Hives – also known as urticaria – is a relatively common itchy rash that causes red or white bumps on the skin. According to the British Association of Dermatologists (BAD), it affects around one in five people at some point in their lives, and in around half of cases the trigger is unknown. But, if you’re breaking out in hives, here’s what could be behind those itchy bumps.
“Hives is caused by the release of histamine from skin cells called mast cells,” explains Dr Justine Kluk of the British Association of Dermatologists.
These chemicals cause fluid to leak from tiny blood vessels just under the surface of your skin, and it’s this fluid that forms those bumpy weals on the skin. Meanwhile, histamine chemicals also cause your blood vessels to widen, or dilate, which makes those red or white bumps flare up.

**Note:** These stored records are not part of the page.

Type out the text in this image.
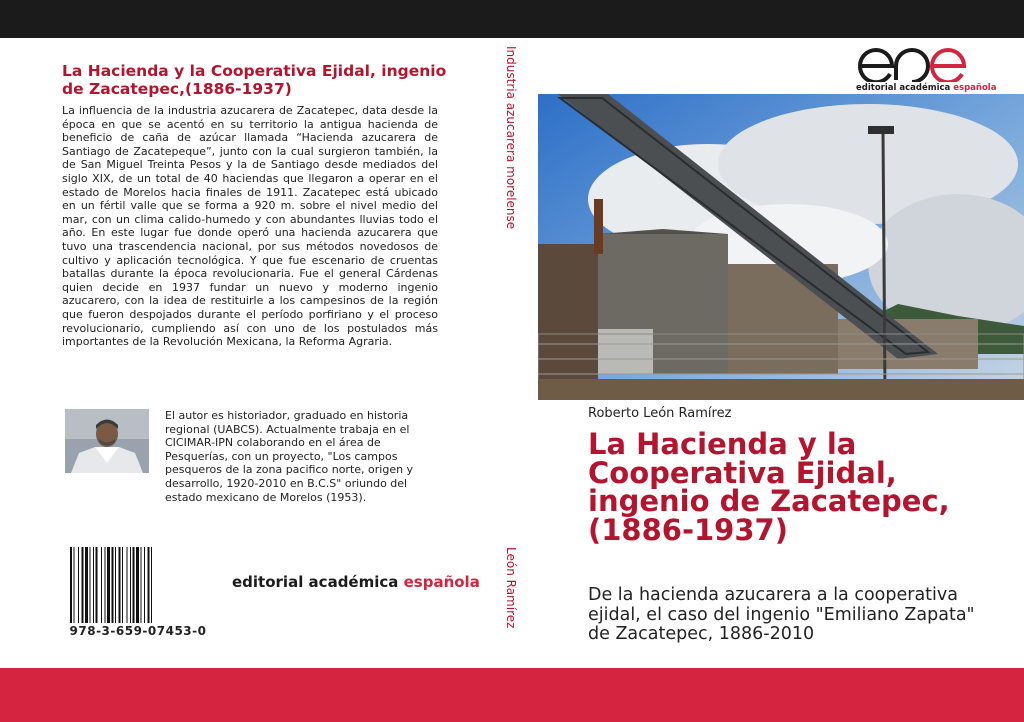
La Hacienda y la Cooperativa Ejidal, ingenio de Zacatepec,(1886-1937)
La influencia de la industria azucarera de Zacatepec, data desde la época en que se acentó en su territorio la antigua hacienda de beneficio de caña de azúcar llamada “Hacienda azucarera de Santiago de Zacatepeque”, junto con la cual surgieron también, la de San Miguel Treinta Pesos y la de Santiago desde mediados del siglo XIX, de un total de 40 haciendas que llegaron a operar en el estado de Morelos hacia finales de 1911. Zacatepec está ubicado en un fértil valle que se forma a 920 m. sobre el nivel medio del mar, con un clima calido-humedo y con abundantes lluvias todo el año. En este lugar fue donde operó una hacienda azucarera que tuvo una trascendencia nacional, por sus métodos novedosos de cultivo y aplicación tecnológica. Y que fue escenario de cruentas batallas durante la época revolucionaria. Fue el general Cárdenas quien decide en 1937 fundar un nuevo y moderno ingenio azucarero, con la idea de restituirle a los campesinos de la región que fueron despojados durante el período porfiriano y el proceso revolucionario, cumpliendo así con uno de los postulados más importantes de la Revolución Mexicana, la Reforma Agraria.
El autor es historiador, graduado en historia regional (UABCS). Actualmente trabaja en el CICIMAR-IPN colaborando en el área de Pesquerías, con un proyecto, "Los campos pesqueros de la zona pacifico norte, origen y desarrollo, 1920-2010 en B.C.S" oriundo del estado mexicano de Morelos (1953).
978-3-659-07453-0
editorial académica española
Industria azucarera morelense
León Ramírez
editorial académica española
Roberto León Ramírez
La Hacienda y la Cooperativa Ejidal, ingenio de Zacatepec,(1886-1937)
De la hacienda azucarera a la cooperativa ejidal, el caso del ingenio "Emiliano Zapata" de Zacatepec, 1886-2010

“It typically causes itchy pink or white raised areas of skin, which can look like nettle rash. These areas, known as weals, can appear anywhere on the body and may move from one site on the skin to another over a 24-hour period,” Kluk says.
So what triggers the release of histamines? Known triggers include physical stimuli, coming into contact with an allergen, skin contact with certain substances, and viral infections like a cold or flu. However, Kluk explains: “In people with the most common type of hives – spontaneous hives – a trigger is not normally identified.”